We have created three different 28-day forecasts which we can now compare the error. You can either submit these using Kaggle, or use the m5-wrmsse package outlined in the WRMSSE tutorial.

from m5_wrmsse import wrmsse

wrmsse_lw = wrmsse(naive_lw.values)
wrmsse_lm = wrmsse(naive_lm.values)
wrmsse_ly = wrmsse(naive_ly.values)

print('WRMSSE (Last Week): %.3f\
      \nWRMSSE (Last Month): %.3f\
      \nWRMSSE (Last Year): %.3f' % 
      (wrmsse_lw, wrmsse_lm, wrmsse_ly))
WRMSSE (Last Week): 0.870      
WRMSSE (Last Month): 0.838      
WRMSSE (Last Year): 1.294

Using the previous 4-week period as the forecast produced the lowest WRMSSE, followed closely by using just the previous week. The error increased dramatically when forecasting with the same month from the previous year - most likely due to product lines changing in that time. A store like Walmart would be continually changing the products it sells, so it will be difficult to make an accurate forecast based on last years' sales figures.
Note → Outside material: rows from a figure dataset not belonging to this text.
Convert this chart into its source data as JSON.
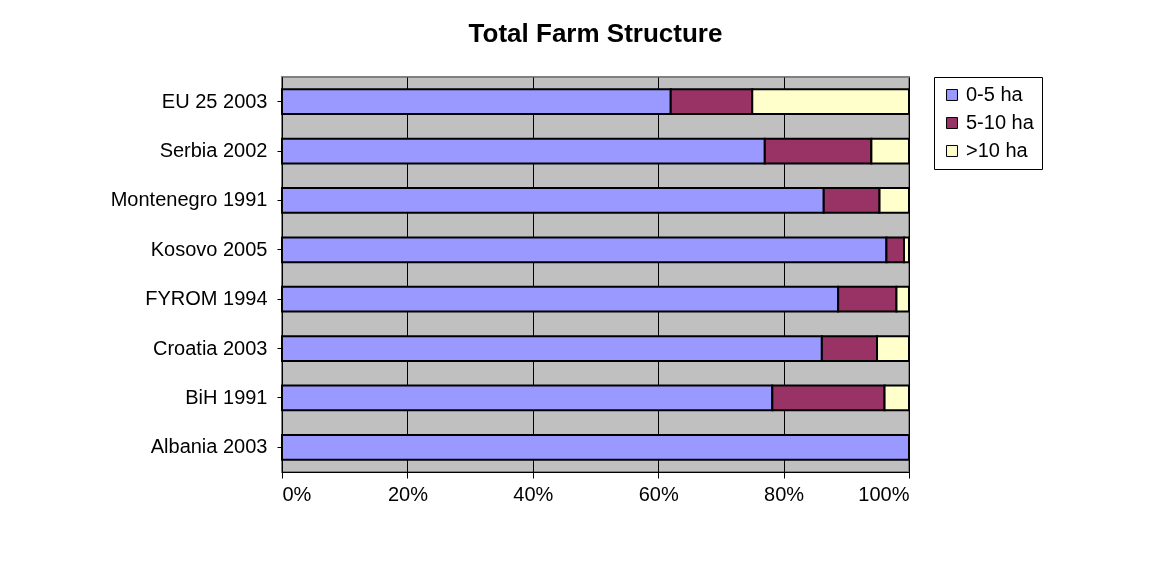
{
  "chart_data": {
    "type": "bar",
    "orientation": "horizontal",
    "stacked": true,
    "title": "Total Farm Structure",
    "categories": [
      "EU 25 2003",
      "Serbia 2002",
      "Montenegro 1991",
      "Kosovo 2005",
      "FYROM 1994",
      "Croatia 2003",
      "BiH 1991",
      "Albania 2003"
    ],
    "series": [
      {
        "name": "0-5 ha",
        "color": "#9999ff",
        "values": [
          62,
          77,
          86.4,
          96.4,
          88.7,
          86.1,
          78.2,
          100
        ]
      },
      {
        "name": "5-10 ha",
        "color": "#993366",
        "values": [
          13,
          17,
          8.9,
          2.8,
          9.3,
          8.8,
          17.9,
          0
        ]
      },
      {
        "name": ">10 ha",
        "color": "#ffffcc",
        "values": [
          25,
          6,
          4.7,
          0.8,
          2.0,
          5.1,
          3.9,
          0
        ]
      }
    ],
    "xlim": [
      0,
      100
    ],
    "xticks": [
      {
        "value": 0,
        "label": "0%"
      },
      {
        "value": 20,
        "label": "20%"
      },
      {
        "value": 40,
        "label": "40%"
      },
      {
        "value": 60,
        "label": "60%"
      },
      {
        "value": 80,
        "label": "80%"
      },
      {
        "value": 100,
        "label": "100%"
      }
    ],
    "grid": "x",
    "legend": "right"
  }
}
However, all three seasonal naive models were an improvement over using just the final day as the forecast (WRMSSE=1.46).
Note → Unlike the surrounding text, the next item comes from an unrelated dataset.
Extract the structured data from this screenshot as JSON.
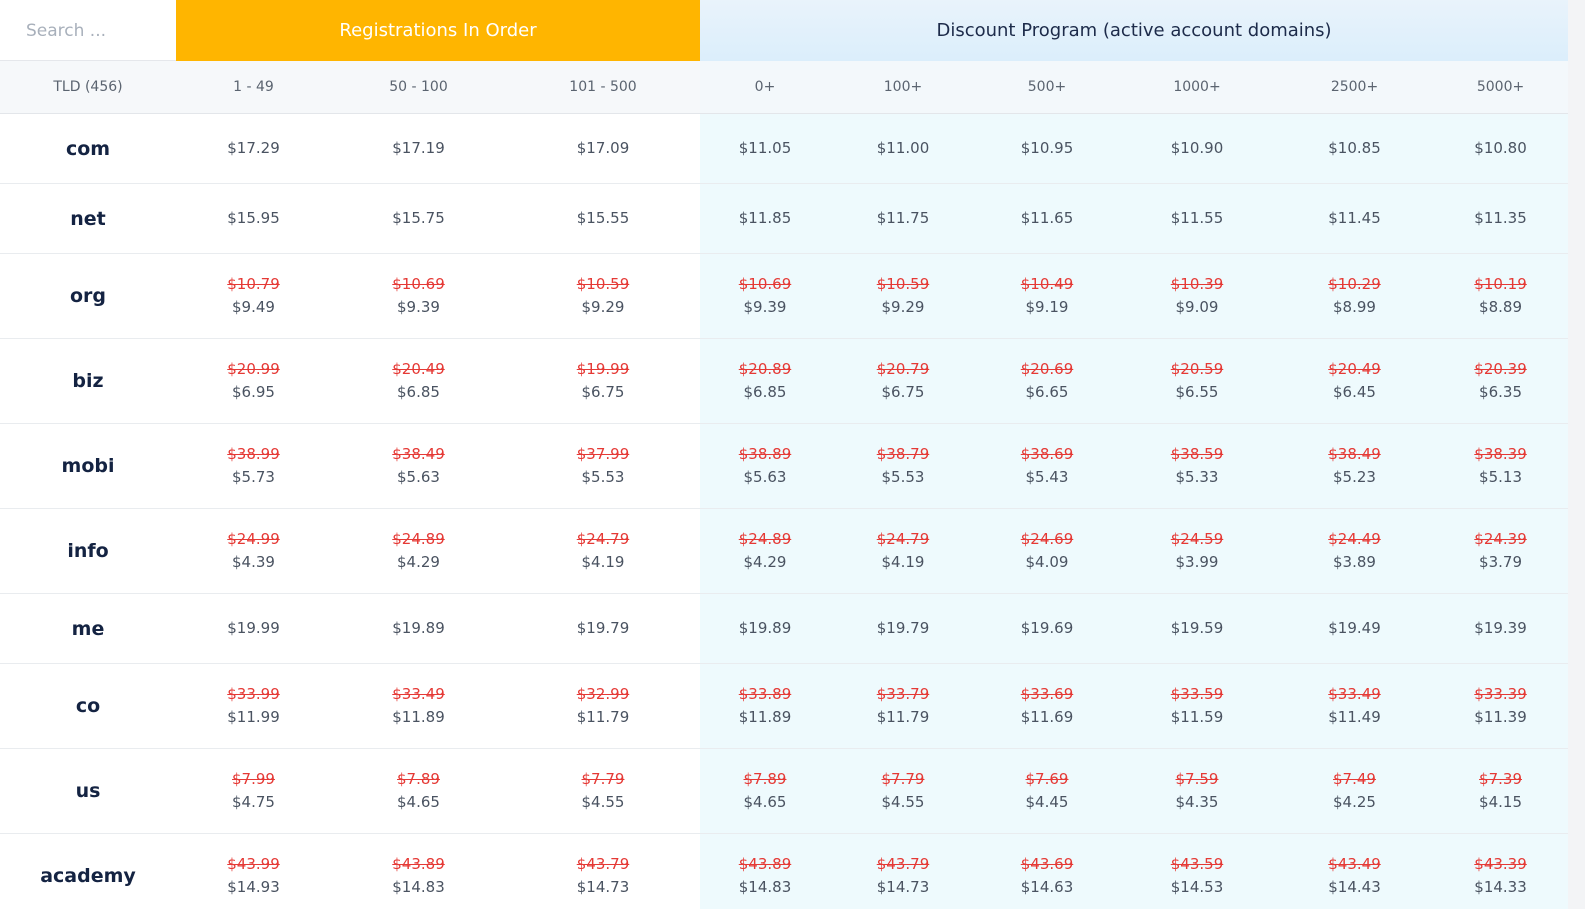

The naive or seasonal naive forecast is often used as a baseline, it's a very simple technique and often produces quite a good result. More complex forecasting techniques can be compared to the baseline to see how much of an improvement can be made, but generally this comes with increased computation time. We'll dig deeper into the M5 dataset in future tutorials on the Adaptations of Croston's Method, ADIDA and Intermittent Demand and Multiple Temperal Aggregation.